Kelp, according to the source, plans to assert that the DVN compromised in what it describes as a “sophisticated state-sponsored attack” was LayerZero’s own infrastructure, not an external verifier.

The attackers infiltrated two of LayerZero’s own servers that verify the legitimacy of cross-chain transactions and then inundated the backup servers with junk traffic to force LayerZero’s verifier onto the compromised servers.

All this infrastructure was developed and maintained by LayerZero, not Kelp, the source maintained.

The source disputed LayerZero’s characterization of the “1/1 configuration” as a fringe option made contrary to guidance. LayerZero’s post-mortem indicated that KelpDAO chose a 1-of-1 DVN setup despite recommendations to establish multi-DVN redundancy.

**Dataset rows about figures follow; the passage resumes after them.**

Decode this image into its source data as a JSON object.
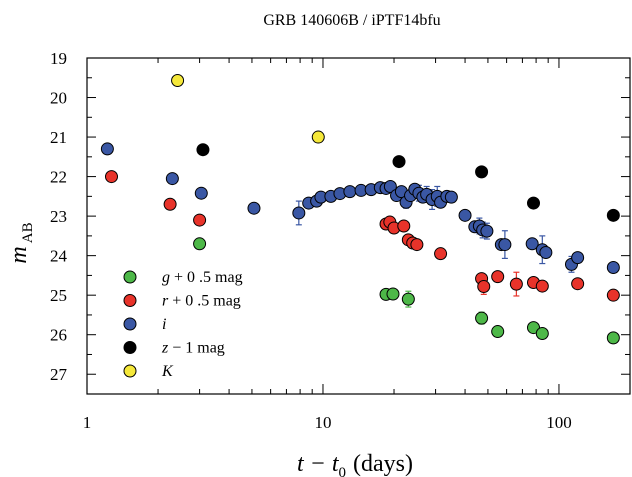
{
  "chart_data": {
    "type": "scatter",
    "title": "GRB 140606B / iPTF14bfu",
    "xlabel": "t − t",
    "xlabel_sub": "0",
    "xlabel_units": "(days)",
    "ylabel": "m",
    "ylabel_sub": "AB",
    "xscale": "log",
    "xlim": [
      1,
      200
    ],
    "ylim": [
      27.5,
      19
    ],
    "x_ticks": [
      1,
      10,
      100
    ],
    "x_tick_labels": [
      "1",
      "10",
      "100"
    ],
    "y_ticks": [
      19,
      20,
      21,
      22,
      23,
      24,
      25,
      26,
      27
    ],
    "y_tick_labels": [
      "19",
      "20",
      "21",
      "22",
      "23",
      "24",
      "25",
      "26",
      "27"
    ],
    "grid": false,
    "legend_position": "bottom-left",
    "series": [
      {
        "name": "g + 0 .5 mag",
        "legend_parts": [
          "g",
          " + 0 .5 mag"
        ],
        "color": "#4db848",
        "points": [
          {
            "x": 3.0,
            "y": 23.7
          },
          {
            "x": 18.5,
            "y": 24.98
          },
          {
            "x": 19.8,
            "y": 24.97
          },
          {
            "x": 23.0,
            "y": 25.1,
            "err": 0.2
          },
          {
            "x": 47.0,
            "y": 25.58,
            "err": 0.15
          },
          {
            "x": 55.0,
            "y": 25.92
          },
          {
            "x": 78.0,
            "y": 25.82
          },
          {
            "x": 85.0,
            "y": 25.97
          },
          {
            "x": 170.0,
            "y": 26.08
          }
        ]
      },
      {
        "name": "r + 0 .5 mag",
        "legend_parts": [
          "r",
          " + 0 .5 mag"
        ],
        "color": "#e8332a",
        "points": [
          {
            "x": 1.27,
            "y": 22.0
          },
          {
            "x": 2.25,
            "y": 22.7
          },
          {
            "x": 3.0,
            "y": 23.1
          },
          {
            "x": 18.5,
            "y": 23.2
          },
          {
            "x": 19.2,
            "y": 23.15
          },
          {
            "x": 20.0,
            "y": 23.3
          },
          {
            "x": 22.0,
            "y": 23.25
          },
          {
            "x": 23.0,
            "y": 23.6
          },
          {
            "x": 24.0,
            "y": 23.68
          },
          {
            "x": 25.0,
            "y": 23.72
          },
          {
            "x": 31.5,
            "y": 23.95
          },
          {
            "x": 47.0,
            "y": 24.58
          },
          {
            "x": 48.0,
            "y": 24.78,
            "err": 0.2
          },
          {
            "x": 55.0,
            "y": 24.53
          },
          {
            "x": 66.0,
            "y": 24.72,
            "err": 0.3
          },
          {
            "x": 78.0,
            "y": 24.68
          },
          {
            "x": 85.0,
            "y": 24.77
          },
          {
            "x": 120.0,
            "y": 24.71
          },
          {
            "x": 170.0,
            "y": 25.0
          }
        ]
      },
      {
        "name": "i",
        "legend_parts": [
          "i",
          ""
        ],
        "color": "#3a57a4",
        "points": [
          {
            "x": 1.22,
            "y": 21.3
          },
          {
            "x": 2.3,
            "y": 22.05
          },
          {
            "x": 3.05,
            "y": 22.42
          },
          {
            "x": 5.1,
            "y": 22.8
          },
          {
            "x": 7.9,
            "y": 22.92,
            "err": 0.3
          },
          {
            "x": 8.7,
            "y": 22.67
          },
          {
            "x": 9.4,
            "y": 22.62
          },
          {
            "x": 9.8,
            "y": 22.52
          },
          {
            "x": 10.8,
            "y": 22.5
          },
          {
            "x": 11.8,
            "y": 22.43
          },
          {
            "x": 13.0,
            "y": 22.38
          },
          {
            "x": 14.5,
            "y": 22.35
          },
          {
            "x": 16.0,
            "y": 22.33
          },
          {
            "x": 17.5,
            "y": 22.28
          },
          {
            "x": 18.5,
            "y": 22.3
          },
          {
            "x": 19.3,
            "y": 22.25
          },
          {
            "x": 20.5,
            "y": 22.48
          },
          {
            "x": 21.5,
            "y": 22.38
          },
          {
            "x": 22.5,
            "y": 22.65,
            "err": 0.15
          },
          {
            "x": 23.5,
            "y": 22.48
          },
          {
            "x": 24.5,
            "y": 22.32
          },
          {
            "x": 25.5,
            "y": 22.42,
            "err": 0.2
          },
          {
            "x": 26.5,
            "y": 22.52
          },
          {
            "x": 27.5,
            "y": 22.45,
            "err": 0.2
          },
          {
            "x": 29.0,
            "y": 22.58,
            "err": 0.25
          },
          {
            "x": 30.5,
            "y": 22.5,
            "err": 0.25
          },
          {
            "x": 31.5,
            "y": 22.65
          },
          {
            "x": 33.5,
            "y": 22.5
          },
          {
            "x": 35.0,
            "y": 22.52
          },
          {
            "x": 40.0,
            "y": 22.98
          },
          {
            "x": 44.0,
            "y": 23.27
          },
          {
            "x": 46.0,
            "y": 23.25,
            "err": 0.2
          },
          {
            "x": 47.5,
            "y": 23.35,
            "err": 0.2
          },
          {
            "x": 49.5,
            "y": 23.38,
            "err": 0.2
          },
          {
            "x": 57.0,
            "y": 23.72
          },
          {
            "x": 59.0,
            "y": 23.72,
            "err": 0.35
          },
          {
            "x": 77.0,
            "y": 23.7
          },
          {
            "x": 85.0,
            "y": 23.85,
            "err": 0.35
          },
          {
            "x": 88.0,
            "y": 23.92
          },
          {
            "x": 113.0,
            "y": 24.22,
            "err": 0.2
          },
          {
            "x": 120.0,
            "y": 24.05
          },
          {
            "x": 170.0,
            "y": 24.3
          }
        ]
      },
      {
        "name": "z − 1 mag",
        "legend_parts": [
          "z",
          " − 1 mag"
        ],
        "color": "#000000",
        "points": [
          {
            "x": 3.1,
            "y": 21.32
          },
          {
            "x": 21.0,
            "y": 21.62
          },
          {
            "x": 47.0,
            "y": 21.88
          },
          {
            "x": 78.0,
            "y": 22.67
          },
          {
            "x": 170.0,
            "y": 22.98
          }
        ]
      },
      {
        "name": "K",
        "legend_parts": [
          "K",
          ""
        ],
        "color": "#f5e83a",
        "points": [
          {
            "x": 2.42,
            "y": 19.57
          },
          {
            "x": 9.55,
            "y": 21.0
          }
        ]
      }
    ]
  }
}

A “1/1 configuration” signifies that only one validator needs to approve a cross-chain message for the bridge to act on it, resulting in a lack of a secondary check to detect a compromised or counterfeit instruction. A multi-validator configuration (such as 2/3, 3/5, etc.) guarantees that there is no single point of failure that can endorse a fraudulent message independently.

They added that, via a direct communication channel with LayerZero, which has been accessible since July 2024, no specific recommendation was made for Kelp to alter the rsETH DVN setup.

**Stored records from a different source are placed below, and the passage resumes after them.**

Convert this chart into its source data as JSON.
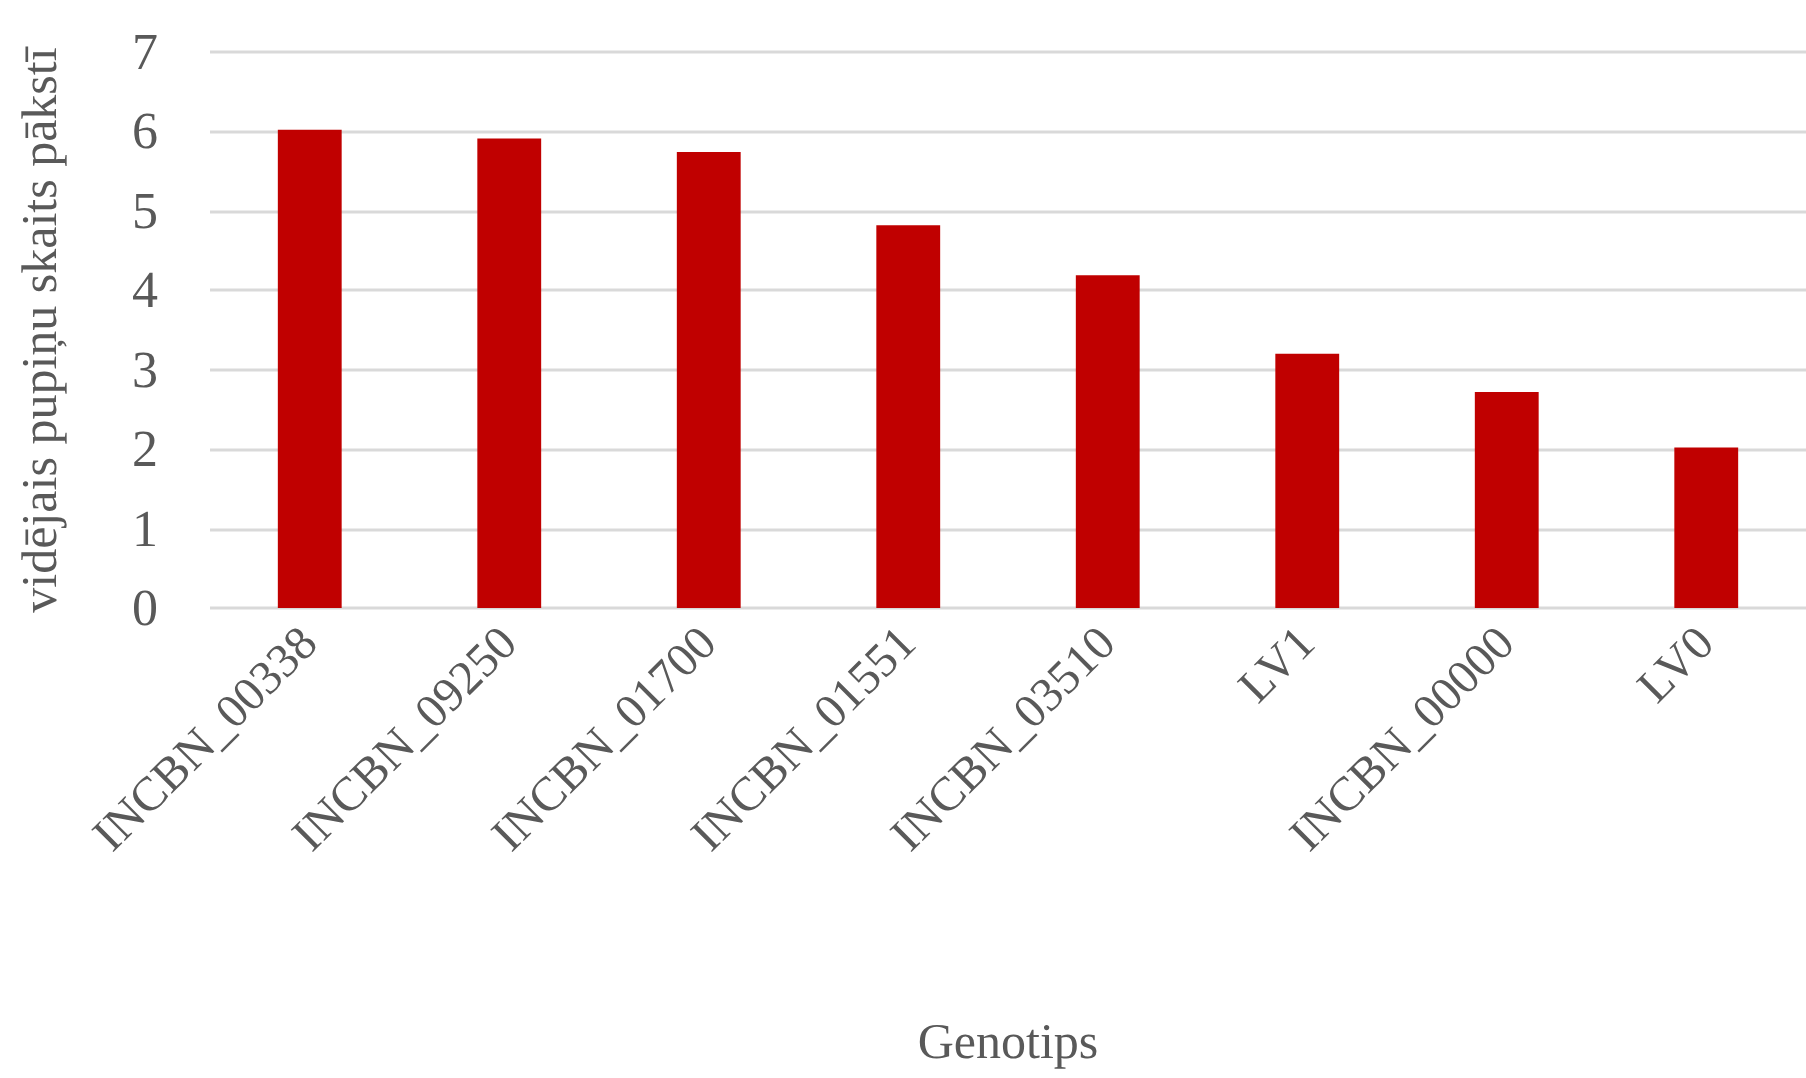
{
  "chart_data": {
    "type": "bar",
    "xlabel": "Genotips",
    "ylabel": "vidējais pupiņu skaits pākstī",
    "categories": [
      "INCBN_00338",
      "INCBN_09250",
      "INCBN_01700",
      "INCBN_01551",
      "INCBN_03510",
      "LV1",
      "INCBN_00000",
      "LV0"
    ],
    "values": [
      6.02,
      5.91,
      5.74,
      4.82,
      4.19,
      3.2,
      2.72,
      2.02
    ],
    "color": "#c00000",
    "ylim": [
      0,
      7
    ],
    "yticks": [
      0,
      1,
      2,
      3,
      4,
      5,
      6,
      7
    ],
    "grid": "y"
  }
}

LayerZero’s quickstart guide and standard GitHub configuration direct towards a 1/1 DVN setup, the source informed CoinDesk, noting that 40% of protocols on LayerZero are currently utilizing the same configuration.

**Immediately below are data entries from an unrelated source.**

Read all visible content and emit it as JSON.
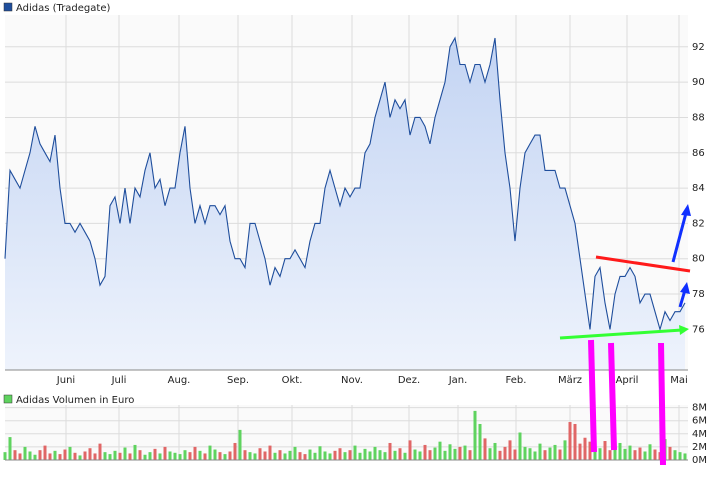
{
  "chart_data": [
    {
      "type": "line",
      "xlim": [
        0,
        136
      ],
      "xticks": [
        {
          "value": 12.2,
          "label": "Juni"
        },
        {
          "value": 22.8,
          "label": "Juli"
        },
        {
          "value": 34.8,
          "label": "Aug."
        },
        {
          "value": 46.6,
          "label": "Sep."
        },
        {
          "value": 57.4,
          "label": "Okt."
        },
        {
          "value": 69.4,
          "label": "Nov."
        },
        {
          "value": 80.8,
          "label": "Dez."
        },
        {
          "value": 90.6,
          "label": "Jan."
        },
        {
          "value": 102.2,
          "label": "Feb."
        },
        {
          "value": 113,
          "label": "März"
        },
        {
          "value": 124.4,
          "label": "April"
        },
        {
          "value": 134.8,
          "label": "Mai"
        }
      ],
      "ylim": [
        73.7,
        93.8
      ],
      "yticks": [
        76,
        78,
        80,
        82,
        84,
        86,
        88,
        90,
        92
      ],
      "grid": true,
      "series": [
        {
          "name": "Adidas (Tradegate)",
          "color": "#1f4e9c",
          "values": [
            80,
            85,
            84.5,
            84,
            85,
            86,
            87.5,
            86.5,
            86,
            85.5,
            87,
            84,
            82,
            82,
            81.5,
            82,
            81.5,
            81,
            80,
            78.5,
            79,
            83,
            83.5,
            82,
            84,
            82,
            84,
            83.5,
            85,
            86,
            84,
            84.5,
            83,
            84,
            84,
            86,
            87.5,
            84,
            82,
            83,
            82,
            83,
            83,
            82.5,
            83,
            81,
            80,
            80,
            79.5,
            82,
            82,
            81,
            80,
            78.5,
            79.5,
            79,
            80,
            80,
            80.5,
            80,
            79.5,
            81,
            82,
            82,
            84,
            85,
            84,
            83,
            84,
            83.5,
            84,
            84,
            86,
            86.5,
            88,
            89,
            90,
            88,
            89,
            88.5,
            89,
            87,
            88,
            88,
            87.5,
            86.5,
            88,
            89,
            90,
            92,
            92.5,
            91,
            91,
            90,
            91,
            91,
            90,
            91,
            92.5,
            89,
            86,
            84,
            81,
            84,
            86,
            86.5,
            87,
            87,
            85,
            85,
            85,
            84,
            84,
            83,
            82,
            80,
            78,
            76,
            79,
            79.5,
            77.5,
            76,
            78,
            79,
            79,
            79.5,
            79,
            77.5,
            78,
            78,
            77,
            76,
            77,
            76.5,
            77,
            77,
            77.5
          ]
        }
      ]
    },
    {
      "type": "bar",
      "ylim": [
        0,
        8.4
      ],
      "yticks": [
        {
          "value": 0,
          "label": "0M"
        },
        {
          "value": 2,
          "label": "2M"
        },
        {
          "value": 4,
          "label": "4M"
        },
        {
          "value": 6,
          "label": "6M"
        },
        {
          "value": 8,
          "label": "8M"
        }
      ],
      "up_color": "#5fd35f",
      "down_color": "#e06666",
      "series": [
        {
          "name": "Adidas Volumen in Euro",
          "color": "#5fd35f",
          "values": [
            1.2,
            3.5,
            1.5,
            1.0,
            2.0,
            1.3,
            0.8,
            1.5,
            2.2,
            1.0,
            1.4,
            0.9,
            1.6,
            2.0,
            1.1,
            0.7,
            1.3,
            1.8,
            1.0,
            2.5,
            1.2,
            0.9,
            1.4,
            1.1,
            1.9,
            1.0,
            2.3,
            1.5,
            0.8,
            1.2,
            1.7,
            1.0,
            2.0,
            1.3,
            1.1,
            0.9,
            1.5,
            1.2,
            2.0,
            1.4,
            1.0,
            2.2,
            1.6,
            1.2,
            0.9,
            1.3,
            2.6,
            4.6,
            1.5,
            1.2,
            1.0,
            1.8,
            1.3,
            2.2,
            1.1,
            1.5,
            1.0,
            1.4,
            2.0,
            1.2,
            0.9,
            1.6,
            1.1,
            2.1,
            1.3,
            1.0,
            1.4,
            1.8,
            1.2,
            1.5,
            2.2,
            1.1,
            1.7,
            1.3,
            2.0,
            1.5,
            1.2,
            2.6,
            1.4,
            1.8,
            1.1,
            3.0,
            1.6,
            1.3,
            2.3,
            1.5,
            1.9,
            2.8,
            1.4,
            2.4,
            1.7,
            2.0,
            2.2,
            1.5,
            7.5,
            5.5,
            3.3,
            1.8,
            2.6,
            1.4,
            2.0,
            3.0,
            1.6,
            4.2,
            2.0,
            1.8,
            1.3,
            2.5,
            1.5,
            1.9,
            2.3,
            1.6,
            3.0,
            5.8,
            5.5,
            2.5,
            3.4,
            2.8,
            2.2,
            1.8,
            2.9,
            1.5,
            2.0,
            2.6,
            1.7,
            2.2,
            1.5,
            1.9,
            1.3,
            2.4,
            1.6,
            1.2,
            3.2,
            2.0,
            1.5,
            1.2,
            1.0
          ]
        }
      ]
    }
  ]
}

The setup Kelp implemented also appears in LayerZero’s own V2 OApp Quickstart, where the sample layerzero.config.ts connects every pathway with one mandatory DVN and no optional DVNs. This corresponds to the same 1/1 structure.

Kelp’s core restaking contracts were unaffected, and the exploit was limited to the bridge layer, they indicated. Its emergency pause, activated 46 minutes after the breach, thwarted two subsequent attempts that could have released an additional ~$200 million in rsETH.

CoinDesk reached out to LayerZero for a comment on this matter and did not receive a response by the time of publication.

‘Deflecting responsibility’

Security analysts are also skeptical of LayerZero’s isolated narrative, which placed the blame on Kelp.

Kelp is a liquid restaking protocol. Its primary expertise lies in staking infrastructure, EigenLayer integration, and management of liquid staking tokens. When partnering with LayerZero, Kelp depended on LayerZero’s documentation, defaults, and guidance from their team to make configuration decisions, the source asserted.

Yearn Finance core team developer Artem K, known as @banteg on X, shared a technical examination of LayerZero’s public deployment code, stating that the reference setup comes with single-source verification defaults across all major chains, including Ethereum, BSC, Polygon, Arbitrum, and Optimism.

This deployment also exposes a public endpoint that reveals the list of configured servers to anyone who queries it.

Banteg noted in his analysis that he cannot verify which configuration Kelp employed, but mentioned that LayerZero typically requests new operators to utilize its default setup, which its post-mortem criticized.

Chainlink community manager Zach Rynes expressed bluntly on X, alleging that LayerZero was “deflecting responsibility” for its own compromised infrastructure and accused the company of throwing Kelp under the bus for relying on a setup that LayerZero itself supported.

Consequently, LayerZero has stated it will no longer sign messages for any application operating a single-verifier setup, leading to a protocol-wide transition.